2D spatial backbone and PD per stage
plot_2d_backbone on California housing — two stages, each shown as two panels. Top row: the 2D backbone product \(b_\mathrm{lon}(x)\cdot b_\mathrm{lat}(y)\) (darker blue = larger gate). Stage 1 has a broad, diffuse backbone covering most of the state; Stage 2 concentrates its activity in a tighter coastal band. Bottom row: the 2D partial dependence \(\hat{m}_+ - \hat{m}_-\) showing the signed prediction each stage contributes (warm = positive, cool = negative). A cartopy basemap is overlaid by the example script.

plot_tilt_1d

plot_tilt_1d(model, X, features=None, feature_names=None, grid_points=200,
             stages=None, figsize=None, color=None) -> Tilt1DResult

The per-feature, per-stage tilt \(d_j(x_j)\) as step curves (layout mirrors plot_first_order_pd), with a zero reference line.

Parameter Type Default Description
color str | None None step-curve color (default: a violet accent)

Returns

Type Description
Tilt1DResult figure plus the per-feature, per-stage tilt step-curve arrays.
1D tilt curves on California housing
plot_tilt_1d on California housing (interpretable model) — per-stage tilt \(d_j(x_j)\) as step curves (rows = stages, columns = features). Stage 1 tilts are near-zero (order \(10^{-16}\)) — the first stage operates almost purely through backbone gating with no signed direction; Stage 2 shows substantial tilt variation: Longitude transitions from positive (coastal, lon < −120) to negative (inland), Latitude likewise transitions around lat 37–38, and MedInc flips sign near the median income of ~3–4. Positive tilt pushes \(\hat{m}_+\) up via \(e^{d_j}\); negative tilt suppresses it.

plot_2d_tilt

plot_2d_tilt(model, X, feature_x, feature_y, feature_names=None, stages=None,
             grid_points=100, cmap=None, figsize=None, return_data_only=False)
             -> Tilt2DResult

The 2D tilt product \(d_x(x)\cdot d_y(y)\) per stage.
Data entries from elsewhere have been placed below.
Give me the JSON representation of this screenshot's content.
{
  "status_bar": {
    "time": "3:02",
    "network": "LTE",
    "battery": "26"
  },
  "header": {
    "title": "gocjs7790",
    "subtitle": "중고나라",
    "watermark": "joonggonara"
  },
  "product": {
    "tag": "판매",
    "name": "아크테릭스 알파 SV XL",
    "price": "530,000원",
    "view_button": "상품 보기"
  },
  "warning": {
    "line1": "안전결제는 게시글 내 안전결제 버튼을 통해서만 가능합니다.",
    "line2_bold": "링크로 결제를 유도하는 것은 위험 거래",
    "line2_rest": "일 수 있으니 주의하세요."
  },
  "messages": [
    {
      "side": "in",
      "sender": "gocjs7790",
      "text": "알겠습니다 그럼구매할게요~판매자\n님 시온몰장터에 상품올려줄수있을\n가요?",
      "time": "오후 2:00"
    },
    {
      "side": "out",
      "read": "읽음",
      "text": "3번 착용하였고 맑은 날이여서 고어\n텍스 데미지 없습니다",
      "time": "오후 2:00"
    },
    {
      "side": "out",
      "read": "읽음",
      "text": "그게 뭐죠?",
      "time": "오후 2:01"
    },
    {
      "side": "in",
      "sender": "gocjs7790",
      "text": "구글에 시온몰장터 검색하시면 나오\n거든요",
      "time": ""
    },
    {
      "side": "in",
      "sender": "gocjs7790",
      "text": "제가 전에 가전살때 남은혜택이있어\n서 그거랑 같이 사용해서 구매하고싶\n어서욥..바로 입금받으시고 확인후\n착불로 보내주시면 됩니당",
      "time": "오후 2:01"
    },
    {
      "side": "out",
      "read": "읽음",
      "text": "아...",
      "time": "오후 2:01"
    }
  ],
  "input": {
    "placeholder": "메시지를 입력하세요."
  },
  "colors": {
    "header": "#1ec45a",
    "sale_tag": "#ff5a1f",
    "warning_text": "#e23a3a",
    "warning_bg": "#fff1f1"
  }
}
Parameter Type Default Description
cmap Colormap | str | None None diverging colormap (default: the package pink↔white↔emerald)
return_data_only bool False skip drawing; return arrays only (fig/axes are None)

Returns

Type Description
Tilt2DResult figure plus the meshgrid and per-stage 2D tilt-product arrays.
2D tilt evolution on California housing
plot_2d_tilt on California housing (interpretable model) — each panel shows the signed 2D tilt product \(d_\mathrm{lon}(x)\cdot d_\mathrm{lat}(y)\) for one stage (diverging colormap: warm orange = positive product, cool blue = negative, white = zero; cartopy basemap added by the example). Stage 1 is near-zero everywhere (consistent with its flat Stage 1 tilt curves above). Stage 2 shows a structured quadrant pattern: both positive in the coastal northwest (positive signed correction), negative in the north-inland and south-coastal quadrants (opposite signs on each axis), and positive again in the south-inland corner.

plot_tilt_diagnostics

plot_tilt_diagnostics(model, X, features=None, feature_names=None, grid_points=200,
                      stages=None, figsize=None, pure_color=None,
                      weighted_color=None) -> TiltDiagnosticsResult

Exploratory tilt diagnostics — four curves per (stage, feature) cell (pure vs. density-weighted tilt).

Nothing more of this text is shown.